Politicians named in Telgi tapes
ABDUL KARIM Telgi is back to haunt politicians. On Wednesday, television channels ran tapes of a narco-analysis test carried out on Telgi -- main accused in the multi-crore fake stamp paper case -- in which he claims to have made payments to Union Agriculture Minister Sharad Pawar and Maharashtra PWD Minister Chhagan Bhujbal. The test was carried out in 2003.Updated: Sep 07, 2006 01:36 IST
Pawar: CBI never called me. I am ready for probe
ABDUL KARIM Telgi is back to haunt politicians. On Wednesday, television channels ran tapes of a narco-analysis test carried out on Telgi -- main accused in the multi-crore fake stamp paper case -- in which he claims to have made payments to Union Agriculture Minister Sharad Pawar and Maharashtra PWD Minister Chhagan Bhujbal. The test was carried out in 2003.
Both Pawar and Bhujbal have denied links with Telgi. Pawar said: "I'm not at all connected with this. The CBI never called me for investigations. But I will not mind further probe."
Bhujbal said the Special Investigation Team (SIT), Pune and the CBI have already investigated into the matter under the supervision of the Bombay High Court. "Telgi is particularly perturbed with me because he was booked under MCOCA during my tenure (as deputy CM)," he said.
The CBI started investigating into the scam in mid-2004. CBI spokesperson G. Mohanty said, "We had received the recording of a test when the case was transferred to us (in 2004)." He said it was too early to say whether the tapes run by the channels were the same. But sources said the transcript matched the one given to the CBI. The CBI said it had pursued all leads from the test, but did not find any corroborative evidence against the two politicians.
Mohanty said: "The narco-analysis test on Telgi was conducted by SIT, Pune at the Forensic Science Laboratory, Bangalore. We never conducted this test on him."
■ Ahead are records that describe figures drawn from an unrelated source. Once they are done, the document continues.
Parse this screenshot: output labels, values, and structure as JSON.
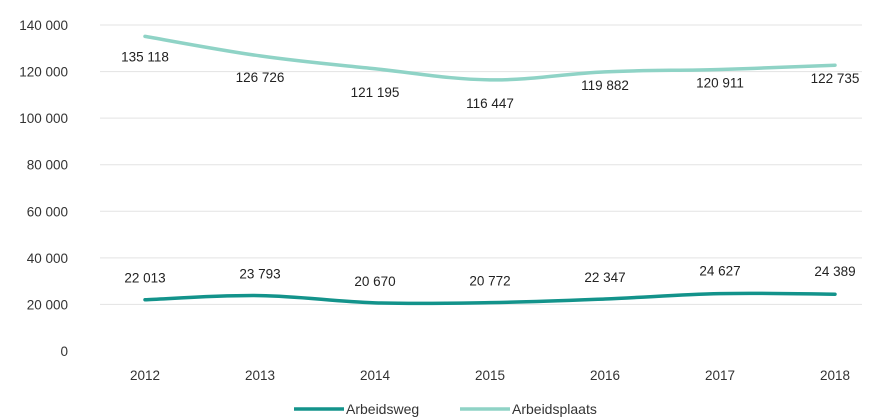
{
  "chart_data": {
    "type": "line",
    "categories": [
      "2012",
      "2013",
      "2014",
      "2015",
      "2016",
      "2017",
      "2018"
    ],
    "series": [
      {
        "name": "Arbeidsweg",
        "values": [
          22013,
          23793,
          20670,
          20772,
          22347,
          24627,
          24389
        ],
        "labels": [
          "22 013",
          "23 793",
          "20 670",
          "20 772",
          "22 347",
          "24 627",
          "24 389"
        ],
        "color": "#13938b"
      },
      {
        "name": "Arbeidsplaats",
        "values": [
          135118,
          126726,
          121195,
          116447,
          119882,
          120911,
          122735
        ],
        "labels": [
          "135 118",
          "126 726",
          "121 195",
          "116 447",
          "119 882",
          "120 911",
          "122 735"
        ],
        "color": "#8fd3c6"
      }
    ],
    "ylim": [
      0,
      140000
    ],
    "yticks": [
      0,
      20000,
      40000,
      60000,
      80000,
      100000,
      120000,
      140000
    ],
    "ytick_labels": [
      "0",
      "20 000",
      "40 000",
      "60 000",
      "80 000",
      "100 000",
      "120 000",
      "140 000"
    ],
    "grid": true,
    "legend_position": "bottom-center"
  }
}
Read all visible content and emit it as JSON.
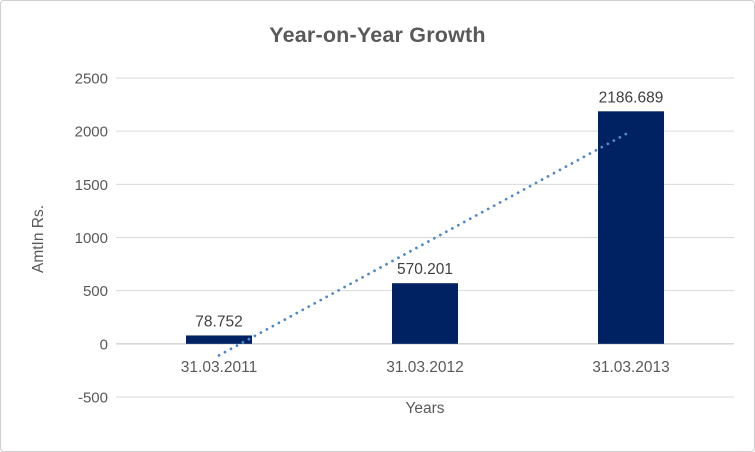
{
  "chart_data": {
    "type": "bar",
    "title": "Year-on-Year Growth",
    "xlabel": "Years",
    "ylabel": "AmtIn Rs.",
    "categories": [
      "31.03.2011",
      "31.03.2012",
      "31.03.2013"
    ],
    "values": [
      78.752,
      570.201,
      2186.689
    ],
    "data_labels": [
      "78.752",
      "570.201",
      "2186.689"
    ],
    "ylim": [
      -500,
      2500
    ],
    "yticks": [
      -500,
      0,
      500,
      1000,
      1500,
      2000,
      2500
    ],
    "grid": true,
    "legend": "none",
    "colors": {
      "bar": "#002262",
      "trendline": "#5089c9",
      "gridline": "#d9d9d9",
      "zero_axis_line": "#bfbfbf",
      "axis_text": "#595959",
      "data_label_text": "#404040",
      "title_text": "#595959",
      "chart_border": "#d0cece",
      "background": "#ffffff"
    },
    "trendline": {
      "type": "linear",
      "style": "dotted",
      "start": {
        "category_index": 0,
        "value": -108.75
      },
      "end": {
        "category_index": 2,
        "value": 1999.19
      }
    }
  }
}
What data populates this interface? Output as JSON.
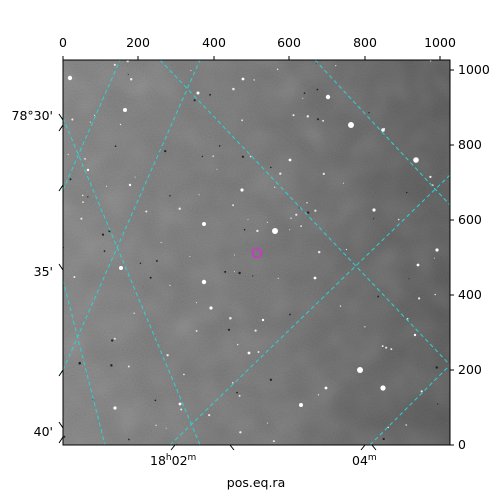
{
  "figure": {
    "xlabel": "pos.eq.ra",
    "top_ticks": [
      "0",
      "200",
      "400",
      "600",
      "800",
      "1000"
    ],
    "right_ticks": [
      "0",
      "200",
      "400",
      "600",
      "800",
      "1000"
    ],
    "left_ticks": [
      "78°30'",
      "35'",
      "40'"
    ],
    "bottom_ticks": [
      {
        "main": "18",
        "sup1": "h",
        "mid": "02",
        "sup2": "m"
      },
      {
        "main": "04",
        "sup1": "",
        "mid": "",
        "sup2": "m"
      }
    ]
  },
  "colors": {
    "grid": "#2ad4d4",
    "marker": "#c040c0",
    "frame": "#000000"
  }
}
The SIT was probing the Bund Garden police station case. In this, police had seized printing machinery, fake government stamps and non-judicial stamp papers worth nearly Rs 2,900 crore.
The CBI, in its chargesheet filed on July 26 last year, had named 67 people as accused in the case. Neither Pawar nor Bhujbal's names figured in the chargesheet.
The CBI had questioned Bhujbal but never asked Pawar to appear for questioning as it did not have any "corroborative evidence or a reasonable doubt" against him.
"The leads which emerged during the narco-analysis examination were pursued. On the further corroboratory evidences, the chargesheet was filed," said Mohanty.
A few months after the narco-analysis test, Telgi had given a confessional statement in front of the chief judicial magistrate, Mumbai, in which he did not name either of the two politicians.
Legal experts said results of narco-analysis tests were not admissible as evidence in the court of law.
Trial in the multi-crore scam is going on in a designated court in Pune under the Maharashtra Control of Organised Crime Act (MCOCA). In a 1999 case, Telgi has already been sentenced to 10 years' imprisonment.
The case had rocked Maharashtra's political circles when the SIT arrested former Mumbai police commissioner R.S. Sharma and other top police officials followed by interrogation of Bhujbal's nephew Sameer and other officials.